Listen to the Mockingbird

Listen to the Mockingbird

By

Carolyn Gritzmaker Indian Trail Master Naturalist

An old song began “Listen to the mockingbird, listen to the mockingbird.” We’ve all heard the Mockingbird sing, but have you ever really listened to one’s song? The Northern Mockingbird (Mimus polyglottos) has a delightful and varied song of its own, but interspersed within the song are usually bits and pieces of other birds’ songs and calls. They seem to prefer to mock the loud songs and strident calls, rather than those which are soft and sweet.

Some Mockingbirds do not mock at all, and others will only mock a few birds, but some are really good songsters and have quite a variety of imitations. These individuals will continually change the bird songs they mock. Over the course of the spring and summer, the mocker will pick up new songs, sometimes only mocking a certain species for a few days, and then dropping it completely. Sometimes, you can tell when the summer birds, such as the Purple Martin (Progne subis) and Kingbird(Tyrannus tyrannus), have arrived in the area, because the Mockingbird will begin to imitate their songs.

One of the Mockingbirds in our neighborhood has a pretty good repertoire. His favorite seems to be the Blue Jay(Cyanocitta cristata) since he mocks it so often, but recently he has also mocked the Purple Martin’s chortle,  Robin’s scold, Chimney Swift’s twitter, a toad’s croak, Red-tailed Hawk, Cardinal, Hummingbird’s flight song, Tufted Titmouse’s peter song, Greater Yellowlegs and Carolina Wren. Listen to the Mockingbirds in your area, and see how many different calls you can recognize within their song.

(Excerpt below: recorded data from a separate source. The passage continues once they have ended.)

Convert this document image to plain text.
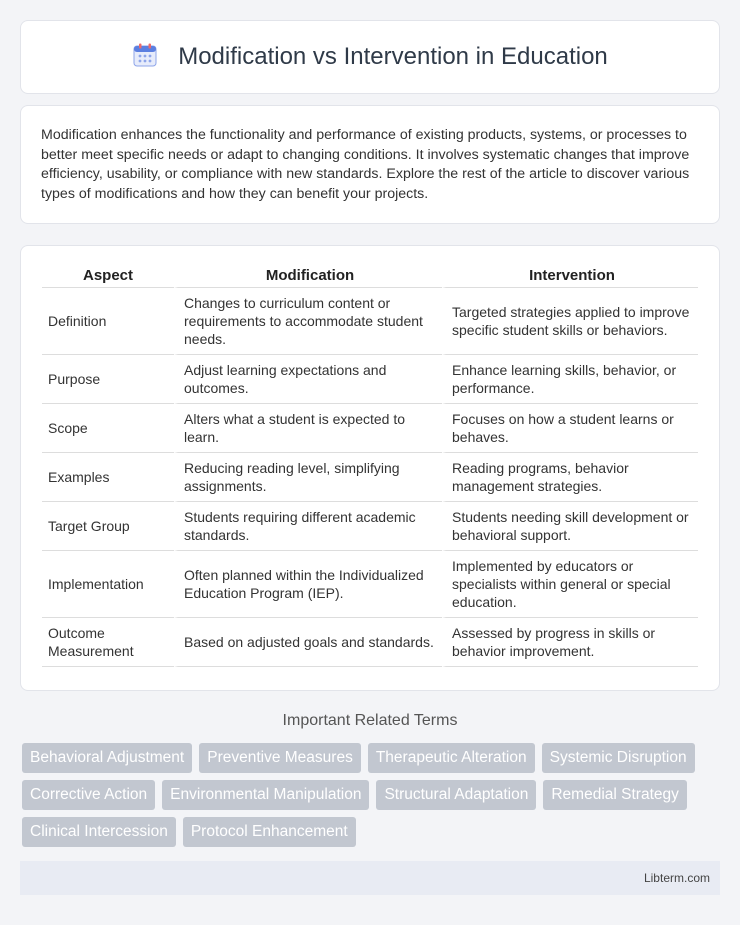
Modification vs Intervention in Education

Modification enhances the functionality and performance of existing products, systems, or processes to better meet specific needs or adapt to changing conditions. It involves systematic changes that improve efficiency, usability, or compliance with new standards. Explore the rest of the article to discover various types of modifications and how they can benefit your projects.

Aspect	Modification	Intervention
Definition	Changes to curriculum content or requirements to accommodate student needs.	Targeted strategies applied to improve specific student skills or behaviors.
Purpose	Adjust learning expectations and outcomes.	Enhance learning skills, behavior, or performance.
Scope	Alters what a student is expected to learn.	Focuses on how a student learns or behaves.
Examples	Reducing reading level, simplifying assignments.	Reading programs, behavior management strategies.
Target Group	Students requiring different academic standards.	Students needing skill development or behavioral support.
Implementation	Often planned within the Individualized Education Program (IEP).	Implemented by educators or specialists within general or special education.
Outcome Measurement	Based on adjusted goals and standards.	Assessed by progress in skills or behavior improvement.
Important Related Terms
Behavioral Adjustment	Preventive Measures	Therapeutic Alteration	Systemic Disruption
Corrective Action	Environmental Manipulation	Structural Adaptation	Remedial Strategy
Clinical Intercession	Protocol Enhancement
Libterm.com
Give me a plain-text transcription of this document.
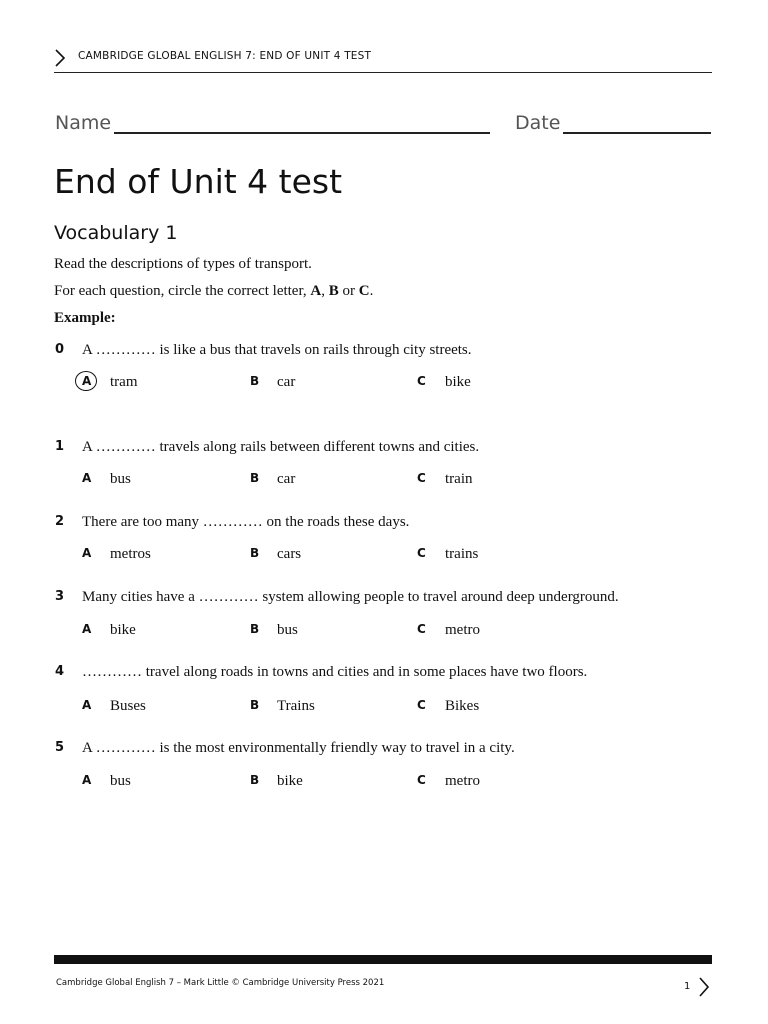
CAMBRIDGE GLOBAL ENGLISH 7: END OF UNIT 4 TEST
Name	Date
End of Unit 4 test
Vocabulary 1

Read the descriptions of types of transport.

For each question, circle the correct letter, A, B or C.

Example:

0 A ………… is like a bus that travels on rails through city streets.
A tram	B car	C bike
1 A ………… travels along rails between different towns and cities.
A bus	B car	C train
2 There are too many ………… on the roads these days.
A metros	B cars	C trains
3 Many cities have a ………… system allowing people to travel around deep underground.
A bike	B bus	C metro
4 ………… travel along roads in towns and cities and in some places have two floors.
A Buses	B Trains	C Bikes
5 A ………… is the most environmentally friendly way to travel in a city.
A bus	B bike	C metro
Cambridge Global English 7 – Mark Little © Cambridge University Press 2021	1
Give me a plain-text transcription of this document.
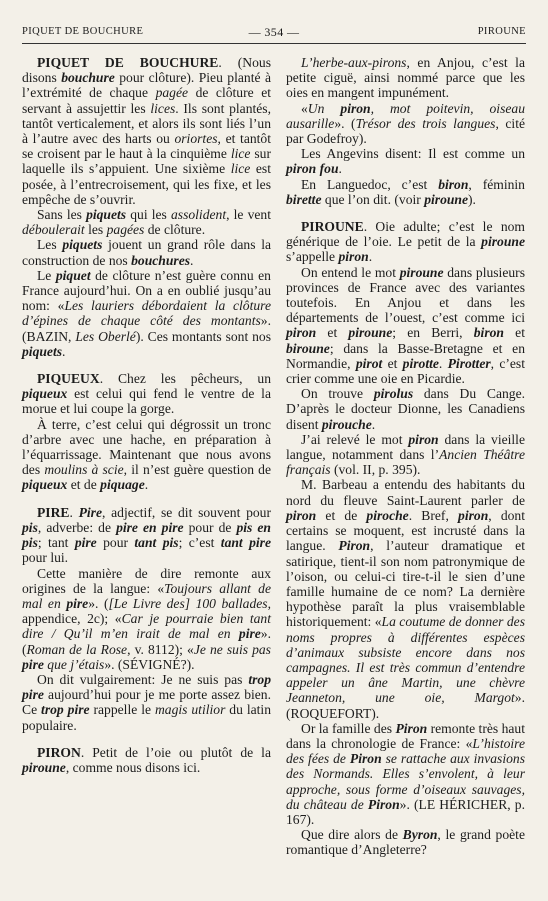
PIQUET DE BOUCHURE	— 354 —	PIROUNE

PIQUET DE BOUCHURE. (Nous disons bouchure pour clôture). Pieu planté à l’extrémité de chaque pagée de clôture et servant à assujettir les lices. Ils sont plantés, tantôt verticalement, et alors ils sont liés l’un à l’autre avec des harts ou oriortes, et tantôt se croisent par le haut à la cinquième lice sur laquelle ils s’appuient. Une sixième lice est posée, à l’entrecroisement, qui les fixe, et les empêche de s’ouvrir.

Sans les piquets qui les assolident, le vent déboulerait les pagées de clôture.

Les piquets jouent un grand rôle dans la construction de nos bouchures.

Le piquet de clôture n’est guère connu en France aujourd’hui. On a en oublié jusqu’au nom: «Les lauriers débordaient la clôture d’épines de chaque côté des montants». (BAZIN, Les Oberlé). Ces montants sont nos piquets.

PIQUEUX. Chez les pêcheurs, un piqueux est celui qui fend le ventre de la morue et lui coupe la gorge.

À terre, c’est celui qui dégrossit un tronc d’arbre avec une hache, en préparation à l’équarrissage. Maintenant que nous avons des moulins à scie, il n’est guère question de piqueux et de piquage.

PIRE. Pire, adjectif, se dit souvent pour pis, adverbe: de pire en pire pour de pis en pis; tant pire pour tant pis; c’est tant pire pour lui.

Cette manière de dire remonte aux origines de la langue: «Toujours allant de mal en pire». ([Le Livre des] 100 ballades, appendice, 2c); «Car je pourraie bien tant dire / Qu’il m’en irait de mal en pire». (Roman de la Rose, v. 8112); «Je ne suis pas pire que j’étais». (SÉVIGNÉ?).

On dit vulgairement: Je ne suis pas trop pire aujourd’hui pour je me porte assez bien. Ce trop pire rappelle le magis utilior du latin populaire.

PIRON. Petit de l’oie ou plutôt de la piroune, comme nous disons ici.

L’herbe-aux-pirons, en Anjou, c’est la petite ciguë, ainsi nommé parce que les oies en mangent impunément.

«Un piron, mot poitevin, oiseau ausarille». (Trésor des trois langues, cité par Godefroy).

Les Angevins disent: Il est comme un piron fou.

En Languedoc, c’est biron, féminin birette que l’on dit. (voir piroune).

PIROUNE. Oie adulte; c’est le nom générique de l’oie. Le petit de la piroune s’appelle piron.

On entend le mot piroune dans plusieurs provinces de France avec des variantes toutefois. En Anjou et dans les départements de l’ouest, c’est comme ici piron et piroune; en Berri, biron et biroune; dans la Basse-Bretagne et en Normandie, pirot et pirotte. Pirotter, c’est crier comme une oie en Picardie.

On trouve pirolus dans Du Cange. D’après le docteur Dionne, les Canadiens disent pirouche.

J’ai relevé le mot piron dans la vieille langue, notamment dans l’Ancien Théâtre français (vol. II, p. 395).

M. Barbeau a entendu des habitants du nord du fleuve Saint-Laurent parler de piron et de piroche. Bref, piron, dont certains se moquent, est incrusté dans la langue. Piron, l’auteur dramatique et satirique, tient-il son nom patronymique de l’oison, ou celui-ci tire-t-il le sien d’une famille humaine de ce nom? La dernière hypothèse paraît la plus vraisemblable historiquement: «La coutume de donner des noms propres à différentes espèces d’animaux subsiste encore dans nos campagnes. Il est très commun d’entendre appeler un âne Martin, une chèvre Jeanneton, une oie, Margot». (ROQUEFORT).

Or la famille des Piron remonte très haut dans la chronologie de France: «L’histoire des fées de Piron se rattache aux invasions des Normands. Elles s’envolent, à leur approche, sous forme d’oiseaux sauvages, du château de Piron». (LE HÉRICHER, p. 167).

Que dire alors de Byron, le grand poète romantique d’Angleterre?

In the spring and summer only the male Mockingbird will sing. You will often see him leap into the air in the midst of his song, as if overcome with happiness. The female, who does sing during the fall and winter months, will be silent in the spring and summer, as she prepares her nest and incubates her eggs. During this time, the male can often be heard singing well into the night, filling those dark hours with his joyous song. I’ve heard some people comment that his “racket” keeps them awake at night, but to me, there is nothing sweeter than hearing our own “nightingale” the Mockingbird, singing during the night.